Non è mai stato vero che i festival, e in particolare la Mostra di Venezia, s’interessano solo ai film che il grande pubblico invece ignora. La contrapposizione esiste solo in certe semplificazioni strumentali. Ma se è vero che non avrebbe senso dedicare il concorso della Mostra a film che non hanno bisogno della vetrina e della promozione di un festival (che per definizione è dedicato all’arte cinematografica), è altrettanto vero che oggi s’impone un’altra considerazione.
Esiste un cinema non strettamente riconducibile alle istanze autoriali più radicali, che si propone di proseguire lungo il sentiero tracciato da quel cinema che un tempo si definiva ‘medio’ e che oggi non sappiamo più come chiamare, proteso (magari confusamente) alla ricerca di modalità narrative capaci di coinvolgere un pubblico più vasto di quello (sempre più limitato) che frequenta ancora i cinema d’essai.

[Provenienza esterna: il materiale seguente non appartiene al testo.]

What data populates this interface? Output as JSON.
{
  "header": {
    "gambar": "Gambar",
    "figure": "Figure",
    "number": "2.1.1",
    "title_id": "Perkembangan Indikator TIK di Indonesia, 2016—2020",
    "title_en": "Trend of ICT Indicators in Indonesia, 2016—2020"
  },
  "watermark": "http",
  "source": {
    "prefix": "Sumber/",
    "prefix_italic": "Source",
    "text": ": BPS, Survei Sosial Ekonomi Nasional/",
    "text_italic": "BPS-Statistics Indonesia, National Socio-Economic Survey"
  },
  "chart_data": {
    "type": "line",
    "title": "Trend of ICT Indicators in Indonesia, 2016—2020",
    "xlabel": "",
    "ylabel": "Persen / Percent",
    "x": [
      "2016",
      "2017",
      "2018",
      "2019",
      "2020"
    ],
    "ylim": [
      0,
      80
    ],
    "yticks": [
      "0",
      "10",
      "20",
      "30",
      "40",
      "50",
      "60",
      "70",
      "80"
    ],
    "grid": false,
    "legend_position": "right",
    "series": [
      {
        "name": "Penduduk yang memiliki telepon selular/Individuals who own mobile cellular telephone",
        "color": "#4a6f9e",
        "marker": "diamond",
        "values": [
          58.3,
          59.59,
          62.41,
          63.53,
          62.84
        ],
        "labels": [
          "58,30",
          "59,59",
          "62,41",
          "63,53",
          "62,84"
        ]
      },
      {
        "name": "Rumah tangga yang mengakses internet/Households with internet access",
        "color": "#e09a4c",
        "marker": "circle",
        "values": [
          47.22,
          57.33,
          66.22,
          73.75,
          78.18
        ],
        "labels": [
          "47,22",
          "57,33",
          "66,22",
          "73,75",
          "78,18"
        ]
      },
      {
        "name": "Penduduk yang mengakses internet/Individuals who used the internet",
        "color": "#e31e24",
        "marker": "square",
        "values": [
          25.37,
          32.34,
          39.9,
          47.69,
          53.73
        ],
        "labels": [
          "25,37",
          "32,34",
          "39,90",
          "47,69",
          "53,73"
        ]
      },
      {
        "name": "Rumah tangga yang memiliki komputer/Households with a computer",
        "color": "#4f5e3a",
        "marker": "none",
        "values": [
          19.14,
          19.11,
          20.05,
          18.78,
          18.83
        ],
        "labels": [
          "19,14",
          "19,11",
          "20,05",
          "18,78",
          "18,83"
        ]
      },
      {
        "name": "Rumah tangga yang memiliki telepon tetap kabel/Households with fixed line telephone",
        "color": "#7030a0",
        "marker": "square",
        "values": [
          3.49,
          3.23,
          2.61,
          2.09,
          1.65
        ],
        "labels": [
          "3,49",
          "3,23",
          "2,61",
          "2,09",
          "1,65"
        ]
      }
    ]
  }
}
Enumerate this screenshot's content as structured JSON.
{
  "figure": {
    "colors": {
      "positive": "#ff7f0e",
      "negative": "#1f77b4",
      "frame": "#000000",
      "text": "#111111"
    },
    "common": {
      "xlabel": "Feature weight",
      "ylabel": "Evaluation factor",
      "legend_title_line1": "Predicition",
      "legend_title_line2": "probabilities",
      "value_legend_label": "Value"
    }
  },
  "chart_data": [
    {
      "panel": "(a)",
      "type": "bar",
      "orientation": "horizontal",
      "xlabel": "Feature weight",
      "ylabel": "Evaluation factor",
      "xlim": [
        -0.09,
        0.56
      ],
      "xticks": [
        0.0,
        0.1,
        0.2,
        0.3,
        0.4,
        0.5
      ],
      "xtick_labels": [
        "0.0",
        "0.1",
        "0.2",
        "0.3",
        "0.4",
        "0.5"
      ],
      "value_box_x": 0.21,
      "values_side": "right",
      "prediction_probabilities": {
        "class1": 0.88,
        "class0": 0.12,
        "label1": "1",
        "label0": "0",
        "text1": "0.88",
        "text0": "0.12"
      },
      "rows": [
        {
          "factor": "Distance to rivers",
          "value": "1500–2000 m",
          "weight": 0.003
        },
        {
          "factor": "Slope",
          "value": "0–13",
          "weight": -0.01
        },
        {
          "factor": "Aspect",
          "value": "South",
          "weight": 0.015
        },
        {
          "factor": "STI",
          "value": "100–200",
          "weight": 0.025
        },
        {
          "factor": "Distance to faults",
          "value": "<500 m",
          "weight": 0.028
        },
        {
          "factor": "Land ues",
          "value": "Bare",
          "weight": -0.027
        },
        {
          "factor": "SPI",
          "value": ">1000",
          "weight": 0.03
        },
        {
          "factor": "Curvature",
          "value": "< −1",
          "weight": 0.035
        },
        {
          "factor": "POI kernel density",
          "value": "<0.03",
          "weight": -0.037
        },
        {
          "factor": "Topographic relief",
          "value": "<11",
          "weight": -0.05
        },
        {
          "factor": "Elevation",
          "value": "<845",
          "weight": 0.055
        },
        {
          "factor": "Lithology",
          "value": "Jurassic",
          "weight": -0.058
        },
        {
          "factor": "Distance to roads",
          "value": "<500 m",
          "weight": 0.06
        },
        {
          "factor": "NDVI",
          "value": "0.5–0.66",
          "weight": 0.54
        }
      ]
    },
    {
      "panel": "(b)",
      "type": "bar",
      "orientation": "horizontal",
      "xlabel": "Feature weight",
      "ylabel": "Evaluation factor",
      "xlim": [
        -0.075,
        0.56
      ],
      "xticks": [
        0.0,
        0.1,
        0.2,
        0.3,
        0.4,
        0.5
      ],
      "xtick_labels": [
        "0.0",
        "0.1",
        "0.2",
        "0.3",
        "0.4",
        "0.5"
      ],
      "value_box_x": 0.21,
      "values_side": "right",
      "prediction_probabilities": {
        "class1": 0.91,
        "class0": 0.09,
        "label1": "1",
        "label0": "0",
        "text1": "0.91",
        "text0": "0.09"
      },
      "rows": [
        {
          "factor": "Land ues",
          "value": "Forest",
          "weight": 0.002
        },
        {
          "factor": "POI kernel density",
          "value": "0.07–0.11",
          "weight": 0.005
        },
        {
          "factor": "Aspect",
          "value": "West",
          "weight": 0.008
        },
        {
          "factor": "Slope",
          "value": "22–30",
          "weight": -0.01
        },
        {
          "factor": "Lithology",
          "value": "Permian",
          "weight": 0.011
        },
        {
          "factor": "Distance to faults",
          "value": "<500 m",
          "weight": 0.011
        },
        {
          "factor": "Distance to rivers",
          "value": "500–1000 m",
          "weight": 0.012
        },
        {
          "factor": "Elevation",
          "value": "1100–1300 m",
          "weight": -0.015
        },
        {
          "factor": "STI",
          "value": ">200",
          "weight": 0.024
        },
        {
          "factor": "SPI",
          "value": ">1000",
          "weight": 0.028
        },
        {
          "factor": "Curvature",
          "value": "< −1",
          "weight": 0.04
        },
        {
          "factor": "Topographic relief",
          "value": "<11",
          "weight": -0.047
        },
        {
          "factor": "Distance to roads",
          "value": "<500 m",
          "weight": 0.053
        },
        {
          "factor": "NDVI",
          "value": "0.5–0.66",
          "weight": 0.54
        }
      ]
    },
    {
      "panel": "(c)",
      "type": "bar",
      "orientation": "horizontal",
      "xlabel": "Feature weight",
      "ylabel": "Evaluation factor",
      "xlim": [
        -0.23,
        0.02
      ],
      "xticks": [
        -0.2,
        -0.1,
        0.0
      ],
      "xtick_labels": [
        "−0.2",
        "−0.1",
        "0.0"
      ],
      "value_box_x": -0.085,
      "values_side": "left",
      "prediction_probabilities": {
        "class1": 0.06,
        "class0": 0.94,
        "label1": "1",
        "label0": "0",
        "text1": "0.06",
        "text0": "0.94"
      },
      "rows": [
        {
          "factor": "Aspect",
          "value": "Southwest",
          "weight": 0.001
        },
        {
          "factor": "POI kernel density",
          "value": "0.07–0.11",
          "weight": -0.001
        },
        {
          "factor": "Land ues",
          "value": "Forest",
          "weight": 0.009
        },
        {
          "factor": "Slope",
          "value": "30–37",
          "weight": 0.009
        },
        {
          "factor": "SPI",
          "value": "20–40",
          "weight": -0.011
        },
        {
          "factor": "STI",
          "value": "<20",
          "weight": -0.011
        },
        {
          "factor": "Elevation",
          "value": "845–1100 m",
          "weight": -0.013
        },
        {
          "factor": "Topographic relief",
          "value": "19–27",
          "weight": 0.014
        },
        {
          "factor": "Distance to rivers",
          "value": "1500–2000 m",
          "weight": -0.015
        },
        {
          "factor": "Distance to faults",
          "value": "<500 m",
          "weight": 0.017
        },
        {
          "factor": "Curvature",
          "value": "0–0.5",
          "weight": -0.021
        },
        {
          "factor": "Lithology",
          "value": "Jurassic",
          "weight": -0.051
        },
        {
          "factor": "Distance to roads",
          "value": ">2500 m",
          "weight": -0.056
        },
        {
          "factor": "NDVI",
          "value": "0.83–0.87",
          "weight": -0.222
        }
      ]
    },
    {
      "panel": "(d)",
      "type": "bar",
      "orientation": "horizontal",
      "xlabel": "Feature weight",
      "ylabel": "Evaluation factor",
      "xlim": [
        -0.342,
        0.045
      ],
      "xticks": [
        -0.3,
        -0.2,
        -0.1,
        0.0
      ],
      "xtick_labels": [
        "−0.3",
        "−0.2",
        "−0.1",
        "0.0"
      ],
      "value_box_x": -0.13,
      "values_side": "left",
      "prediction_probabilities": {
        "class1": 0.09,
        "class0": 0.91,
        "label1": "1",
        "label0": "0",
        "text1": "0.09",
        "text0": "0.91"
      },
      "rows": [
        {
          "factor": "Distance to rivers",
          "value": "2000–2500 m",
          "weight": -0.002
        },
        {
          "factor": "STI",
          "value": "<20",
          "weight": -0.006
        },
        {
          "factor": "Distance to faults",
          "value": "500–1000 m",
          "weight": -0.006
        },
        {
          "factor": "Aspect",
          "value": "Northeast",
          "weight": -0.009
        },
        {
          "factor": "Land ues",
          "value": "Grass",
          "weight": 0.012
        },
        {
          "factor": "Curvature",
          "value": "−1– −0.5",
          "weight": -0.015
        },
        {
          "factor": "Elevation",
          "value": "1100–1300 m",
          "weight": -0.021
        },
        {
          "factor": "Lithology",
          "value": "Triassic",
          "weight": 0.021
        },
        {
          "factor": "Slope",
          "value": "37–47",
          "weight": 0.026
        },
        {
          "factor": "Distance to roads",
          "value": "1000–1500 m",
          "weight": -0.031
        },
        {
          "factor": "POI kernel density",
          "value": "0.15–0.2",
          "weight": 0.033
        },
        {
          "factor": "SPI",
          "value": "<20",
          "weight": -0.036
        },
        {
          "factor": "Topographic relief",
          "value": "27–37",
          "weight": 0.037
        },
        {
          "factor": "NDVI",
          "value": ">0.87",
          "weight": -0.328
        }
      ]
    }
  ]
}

Un cinema che non intende cedere le armi alla volgarità imperante, non si adegua alle semplificazioni del prodotto ‘usa e getta’, non rinuncia ad essere racconto del presente, divertissement intelligente, spettacolo per molti. Un cinema che merita oggi di essere sostenuto e incoraggiato, difeso e promosso, almeno quanto quello che per comodità continuiamo a chiamare d’autore. I festival servono anche a questo.